I'm only using a single argument here and I'm dispatching on a function of its value. I could just as easily dispatch on multiple arguments (or an arbitrary amount).


I wonder how Clojure deals with ambiguities when dispatching by arbitrary predicates. Also in this case, the overhead of of generic call will grow linearly with the number of methods, right?

In Python, you could limit generic dispatch to argument type only without losing generality since you could override the `isinstance` operator. For instance, you could define a `const()` type so that `isinstance(x, const(100))` is true if and only if `x == 100`. Then your example could be written in Python as:

  foo = generic()

  foo.when(const(0))
  def foo_0(x): print "passed in zero"
  foo.when(const(100))
  def foo_100(x): print "passed in 100"
  foo.when(const(200))
  def foo_200(x): print "passed in 200"
  foo.when(int)
  def foo_default(x): print "passed in", x
This is not as elegant as in a language with native support for generic functions, but it works. I wish mainstream languages started to adopt multi-methods; it's conceptually very simple and much more extension-friendly than traditional OOP. Sadly it doesn't seem to happen.


the overhead of of generic call will grow linearly with the number of methods

As far as I know, no. I could be wrong, but I think how it works is this: each method is added to a map for that multimethod. When dispatching, the dispatch function is applied to the arguments and the result is used as the key into the map of methods. I'm pretty sure that the compiler could optimise the lookup too, though I don't know if Clojure does or not.

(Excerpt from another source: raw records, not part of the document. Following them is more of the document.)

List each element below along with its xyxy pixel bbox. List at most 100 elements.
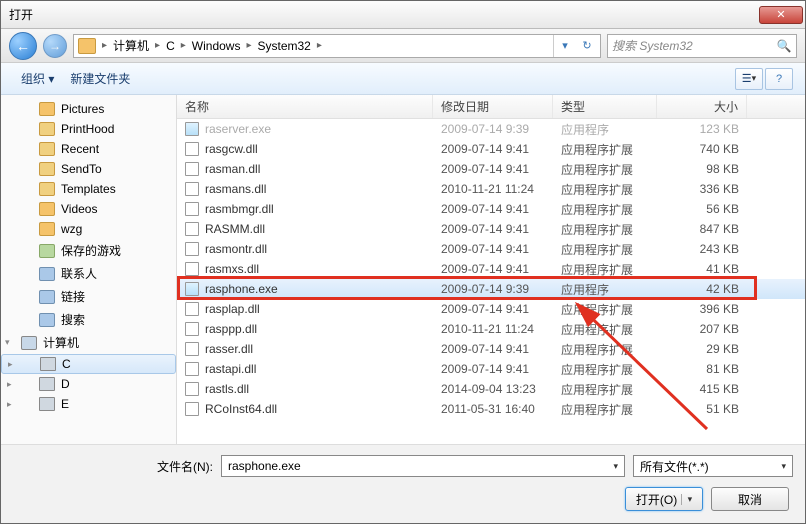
file-row[interactable]: rasmxs.dll2009-07-14 9:41应用程序扩展41 KB <box>177 259 805 279</box>
file-row[interactable]: rasmans.dll2010-11-21 11:24应用程序扩展336 KB <box>177 179 805 199</box>
sidebar-item[interactable]: SendTo <box>1 159 176 179</box>
sidebar-item[interactable]: wzg <box>1 219 176 239</box>
sidebar-item[interactable]: Videos <box>1 199 176 219</box>
col-date[interactable]: 修改日期 <box>433 95 553 118</box>
file-size: 396 KB <box>657 302 747 316</box>
file-type: 应用程序扩展 <box>553 201 657 218</box>
open-dialog-window: 打开 ✕ ← → ▸ 计算机 ▸ C ▸ Windows ▸ System32 … <box>0 0 806 524</box>
file-date: 2009-07-14 9:39 <box>433 122 553 136</box>
file-row[interactable]: RASMM.dll2009-07-14 9:41应用程序扩展847 KB <box>177 219 805 239</box>
breadcrumb-seg[interactable]: Windows <box>188 39 245 53</box>
expand-icon[interactable]: ▾ <box>5 337 15 348</box>
sidebar-item[interactable]: 搜索 <box>1 308 176 331</box>
breadcrumb-seg[interactable]: 计算机 <box>109 37 153 54</box>
sidebar[interactable]: PicturesPrintHoodRecentSendToTemplatesVi… <box>1 95 177 444</box>
sidebar-item[interactable]: Templates <box>1 179 176 199</box>
file-name: rasgcw.dll <box>205 142 258 156</box>
file-date: 2010-11-21 11:24 <box>433 182 553 196</box>
file-row[interactable]: rasplap.dll 2009-07-14 9:41应用程序扩展396 KB <box>177 299 805 319</box>
breadcrumb-seg[interactable]: C <box>162 39 179 53</box>
dialog-body: PicturesPrintHoodRecentSendToTemplatesVi… <box>1 95 805 444</box>
file-size: 207 KB <box>657 322 747 336</box>
sidebar-item[interactable]: ▸C <box>1 354 176 374</box>
file-date: 2009-07-14 9:41 <box>433 242 553 256</box>
chevron-right-icon: ▸ <box>244 40 253 51</box>
cancel-button[interactable]: 取消 <box>711 487 789 511</box>
file-icon <box>185 382 199 396</box>
sidebar-item[interactable]: 保存的游戏 <box>1 239 176 262</box>
file-row[interactable]: rasser.dll2009-07-14 9:41应用程序扩展29 KB <box>177 339 805 359</box>
col-name[interactable]: 名称 <box>177 95 433 118</box>
file-icon <box>185 122 199 136</box>
folder-icon <box>39 102 55 116</box>
file-date: 2009-07-14 9:39 <box>433 282 553 296</box>
col-type[interactable]: 类型 <box>553 95 657 118</box>
sidebar-item[interactable]: Recent <box>1 139 176 159</box>
sidebar-item[interactable]: ▸E <box>1 394 176 414</box>
file-row[interactable]: rastls.dll2014-09-04 13:23应用程序扩展415 KB <box>177 379 805 399</box>
open-button[interactable]: 打开(O) ▾ <box>625 487 703 511</box>
folder-alt-icon <box>39 122 55 136</box>
file-type: 应用程序扩展 <box>553 141 657 158</box>
filename-input[interactable]: rasphone.exe ▾ <box>221 455 625 477</box>
organize-menu[interactable]: 组织 ▾ <box>13 66 62 91</box>
file-row[interactable]: rasppp.dll2010-11-21 11:24应用程序扩展207 KB <box>177 319 805 339</box>
breadcrumb-seg[interactable]: System32 <box>254 39 315 53</box>
file-date: 2009-07-14 9:41 <box>433 162 553 176</box>
sidebar-item[interactable]: 联系人 <box>1 262 176 285</box>
list-icon: ☰ <box>742 72 752 85</box>
nav-back-button[interactable]: ← <box>9 32 37 60</box>
folder-alt-icon <box>39 182 55 196</box>
file-row[interactable]: rasmontr.dll2009-07-14 9:41应用程序扩展243 KB <box>177 239 805 259</box>
breadcrumb[interactable]: ▸ 计算机 ▸ C ▸ Windows ▸ System32 ▸ ▾ ↻ <box>73 34 601 58</box>
folder-alt-icon <box>39 162 55 176</box>
new-folder-button[interactable]: 新建文件夹 <box>62 66 138 91</box>
file-type: 应用程序扩展 <box>553 361 657 378</box>
file-row[interactable]: rastapi.dll2009-07-14 9:41应用程序扩展81 KB <box>177 359 805 379</box>
file-row[interactable]: rasman.dll2009-07-14 9:41应用程序扩展98 KB <box>177 159 805 179</box>
view-mode-button[interactable]: ☰▾ <box>735 68 763 90</box>
file-date: 2009-07-14 9:41 <box>433 302 553 316</box>
sidebar-item-label: 保存的游戏 <box>61 242 121 259</box>
sidebar-item[interactable]: PrintHood <box>1 119 176 139</box>
file-row[interactable]: rasmbmgr.dll2009-07-14 9:41应用程序扩展56 KB <box>177 199 805 219</box>
file-list[interactable]: raserver.exe2009-07-14 9:39应用程序123 KBras… <box>177 119 805 444</box>
file-row[interactable]: raserver.exe2009-07-14 9:39应用程序123 KB <box>177 119 805 139</box>
expand-icon[interactable]: ▸ <box>8 359 18 370</box>
close-button[interactable]: ✕ <box>759 6 803 24</box>
filetype-filter[interactable]: 所有文件(*.*) ▾ <box>633 455 793 477</box>
file-type: 应用程序扩展 <box>553 401 657 418</box>
nav-forward-button[interactable]: → <box>43 34 67 58</box>
expand-icon[interactable]: ▸ <box>7 379 17 390</box>
toolbar: 组织 ▾ 新建文件夹 ☰▾ ? <box>1 63 805 95</box>
filename-value: rasphone.exe <box>228 459 301 473</box>
help-button[interactable]: ? <box>765 68 793 90</box>
refresh-button[interactable]: ↻ <box>576 35 598 57</box>
file-icon <box>185 142 199 156</box>
expand-icon[interactable]: ▸ <box>7 399 17 410</box>
file-icon <box>185 262 199 276</box>
file-size: 415 KB <box>657 382 747 396</box>
file-name: raserver.exe <box>205 122 271 136</box>
sidebar-item[interactable]: ▸D <box>1 374 176 394</box>
col-size[interactable]: 大小 <box>657 95 747 118</box>
file-name: rasplap.dll <box>205 302 260 316</box>
sidebar-item[interactable]: ▾计算机 <box>1 331 176 354</box>
file-icon <box>185 402 199 416</box>
file-row[interactable]: RCoInst64.dll2011-05-31 16:40应用程序扩展51 KB <box>177 399 805 419</box>
sidebar-item[interactable]: Pictures <box>1 99 176 119</box>
file-name: rasmontr.dll <box>205 242 267 256</box>
file-date: 2009-07-14 9:41 <box>433 262 553 276</box>
file-row[interactable]: rasphone.exe2009-07-14 9:39应用程序42 KB <box>177 279 805 299</box>
file-size: 51 KB <box>657 402 747 416</box>
file-icon <box>185 182 199 196</box>
search-input[interactable]: 搜索 System32 🔍 <box>607 34 797 58</box>
sidebar-item[interactable]: 链接 <box>1 285 176 308</box>
file-size: 81 KB <box>657 362 747 376</box>
file-size: 847 KB <box>657 222 747 236</box>
file-name: rasmbmgr.dll <box>205 202 274 216</box>
file-type: 应用程序扩展 <box>553 301 657 318</box>
file-name: RCoInst64.dll <box>205 402 277 416</box>
dropdown-history-button[interactable]: ▾ <box>554 35 576 57</box>
file-row[interactable]: rasgcw.dll2009-07-14 9:41应用程序扩展740 KB <box>177 139 805 159</box>
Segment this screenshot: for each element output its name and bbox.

Thats just what I would do if I wrote Clojure - I don't actually know how Clojure manages it in real life (and am too lazy to check).

Yeah. I've always wished that languages like C++ had two things: multimethods and ML-style pattern matching (well, three things - I guess you'd want ML-style parametric types to go with the pattern matching).


This is correct, C++ does dispatch based of the type of the arguments. That's how also ties in further into how linking and name mangling works.


The difference between method overloading and true multimethods (see CLOS, Dylan, Perl 6...) is that multimethods are resolved runtime (depending on actual argument types or even their values itself).


It is true that one of the advantages of overloaded methods is that the cost is payed at compiler time, but it does also limit its flexibility, since it can only dispatch based on the information available at compile time (this isn't enough to implement oop polymorphism for example, except if you know no derived class override the method).

Python makes this much more complicated, because it doesn't have types (actually all the variables have dynamic types, so the type of a variable depends on what value it has) - and it is interpretated, so there isn't a compile step where it could resolve something like this.

Oh and usually multimethods dispatch based on the actual type of _multiple_ arguments, not just one.


I think Erlang does MultiMethods properly, it will call a function based on it's arity...


You shouldn't test for arguments with isinstance(). Better test for specific functionality. It's like FreeBSD developers being angry that people use tests like 'somecmd --version' in autoconf scripts and thus software not compiling even though required functionality was available.